Christophe Lepetit, sports economist
Moreover, the club is aiming for a 5% increase in sales for the 2024-25 season and a return to breakeven. “within the next two seasons at the latest”.. And this despite a significant drop in TV rights. Victoriano Melero points out that “deficit was halved last season. There’s a new sporting cycle on the pitch, but this new phase extends to all levels of PSG. There are not 11 but 750 players.”he stresses.

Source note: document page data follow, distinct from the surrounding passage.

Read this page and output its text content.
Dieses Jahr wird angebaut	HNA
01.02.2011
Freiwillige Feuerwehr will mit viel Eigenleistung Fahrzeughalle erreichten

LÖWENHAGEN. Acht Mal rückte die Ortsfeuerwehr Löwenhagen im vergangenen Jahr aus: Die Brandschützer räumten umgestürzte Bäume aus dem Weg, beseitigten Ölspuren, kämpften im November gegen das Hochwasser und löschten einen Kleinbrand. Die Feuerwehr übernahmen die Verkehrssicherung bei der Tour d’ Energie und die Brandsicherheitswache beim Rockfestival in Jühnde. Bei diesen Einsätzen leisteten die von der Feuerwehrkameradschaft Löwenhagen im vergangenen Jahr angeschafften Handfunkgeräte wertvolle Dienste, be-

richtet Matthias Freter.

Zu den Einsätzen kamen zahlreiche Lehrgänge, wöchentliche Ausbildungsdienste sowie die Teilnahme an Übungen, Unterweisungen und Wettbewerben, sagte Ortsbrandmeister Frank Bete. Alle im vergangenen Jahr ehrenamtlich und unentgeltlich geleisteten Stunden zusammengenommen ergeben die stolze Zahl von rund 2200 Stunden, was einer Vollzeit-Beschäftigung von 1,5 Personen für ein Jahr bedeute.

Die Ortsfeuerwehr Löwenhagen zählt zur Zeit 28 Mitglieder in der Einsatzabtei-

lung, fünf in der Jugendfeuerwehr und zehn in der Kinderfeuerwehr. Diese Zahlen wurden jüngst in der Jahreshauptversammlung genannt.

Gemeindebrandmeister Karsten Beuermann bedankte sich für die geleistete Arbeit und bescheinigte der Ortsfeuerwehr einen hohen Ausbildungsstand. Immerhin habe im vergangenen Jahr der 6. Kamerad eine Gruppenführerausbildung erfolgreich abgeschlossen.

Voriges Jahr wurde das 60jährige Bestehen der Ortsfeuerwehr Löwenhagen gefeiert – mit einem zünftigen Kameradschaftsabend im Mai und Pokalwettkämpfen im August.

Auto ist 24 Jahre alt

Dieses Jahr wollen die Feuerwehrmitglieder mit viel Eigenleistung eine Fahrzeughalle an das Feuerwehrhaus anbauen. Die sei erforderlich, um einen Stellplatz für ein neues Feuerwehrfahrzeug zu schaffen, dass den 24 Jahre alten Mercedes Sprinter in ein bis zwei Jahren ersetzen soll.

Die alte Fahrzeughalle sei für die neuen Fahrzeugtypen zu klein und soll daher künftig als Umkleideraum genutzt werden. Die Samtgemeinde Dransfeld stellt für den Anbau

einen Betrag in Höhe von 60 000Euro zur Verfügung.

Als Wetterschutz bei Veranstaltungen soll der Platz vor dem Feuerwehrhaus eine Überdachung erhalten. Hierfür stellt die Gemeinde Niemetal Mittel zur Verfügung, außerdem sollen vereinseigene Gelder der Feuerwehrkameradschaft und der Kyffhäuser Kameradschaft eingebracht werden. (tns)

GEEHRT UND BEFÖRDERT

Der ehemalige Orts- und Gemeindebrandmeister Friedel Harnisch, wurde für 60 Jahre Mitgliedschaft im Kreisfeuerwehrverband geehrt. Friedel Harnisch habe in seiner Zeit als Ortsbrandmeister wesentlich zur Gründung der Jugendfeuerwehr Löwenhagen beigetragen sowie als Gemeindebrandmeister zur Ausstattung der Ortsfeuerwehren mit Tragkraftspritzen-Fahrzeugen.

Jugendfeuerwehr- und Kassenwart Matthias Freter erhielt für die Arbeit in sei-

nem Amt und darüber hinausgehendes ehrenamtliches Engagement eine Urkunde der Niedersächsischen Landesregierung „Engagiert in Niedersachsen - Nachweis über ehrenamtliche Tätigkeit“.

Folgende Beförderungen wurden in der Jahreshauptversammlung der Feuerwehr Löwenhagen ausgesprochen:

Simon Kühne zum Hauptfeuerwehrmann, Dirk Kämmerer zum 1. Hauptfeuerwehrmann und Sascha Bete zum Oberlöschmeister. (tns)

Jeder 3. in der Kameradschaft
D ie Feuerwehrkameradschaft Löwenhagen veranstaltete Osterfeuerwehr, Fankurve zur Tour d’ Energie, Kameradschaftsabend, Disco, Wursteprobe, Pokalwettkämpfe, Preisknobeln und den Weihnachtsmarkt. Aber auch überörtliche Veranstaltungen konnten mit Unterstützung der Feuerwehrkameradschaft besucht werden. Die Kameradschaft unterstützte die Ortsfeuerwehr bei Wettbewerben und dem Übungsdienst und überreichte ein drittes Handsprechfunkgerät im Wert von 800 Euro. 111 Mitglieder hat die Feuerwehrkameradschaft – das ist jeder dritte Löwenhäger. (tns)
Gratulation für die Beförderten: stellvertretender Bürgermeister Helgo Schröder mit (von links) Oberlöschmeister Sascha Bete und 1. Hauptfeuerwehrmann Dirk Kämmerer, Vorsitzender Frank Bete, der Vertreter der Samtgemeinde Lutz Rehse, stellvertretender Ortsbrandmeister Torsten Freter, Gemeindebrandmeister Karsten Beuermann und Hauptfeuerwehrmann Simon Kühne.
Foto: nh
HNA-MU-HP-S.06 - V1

“The Parc des Princes is a small stadium compared to its European rivals, beautiful and historic but small and over-optimized.notes Christophe Lepetit. Today, the stadium is at its maximum capacity. How can the stadium be developed to enable the club to position itself at the level of the biggest clubs? As far as the model is concerned, there’s a desire not to be a tenant but an owner, given the sums involved in the extension. What model should the stadium follow? To keep pace with PSG’s growth, we’ll have to find new sources of growth, and that means more capacity. I’m saying this in complete independence – I haven’t been commissioned by the club on this subject – but it’s a real issue. It’s a competitive disadvantage compared to the big clubs. Other clubs don’t wait. To stay at the top level, we have to support this growth, and that means developing a project around the stadium”.deciphers the economist. A project that is destined to go beyond the walls of the capital?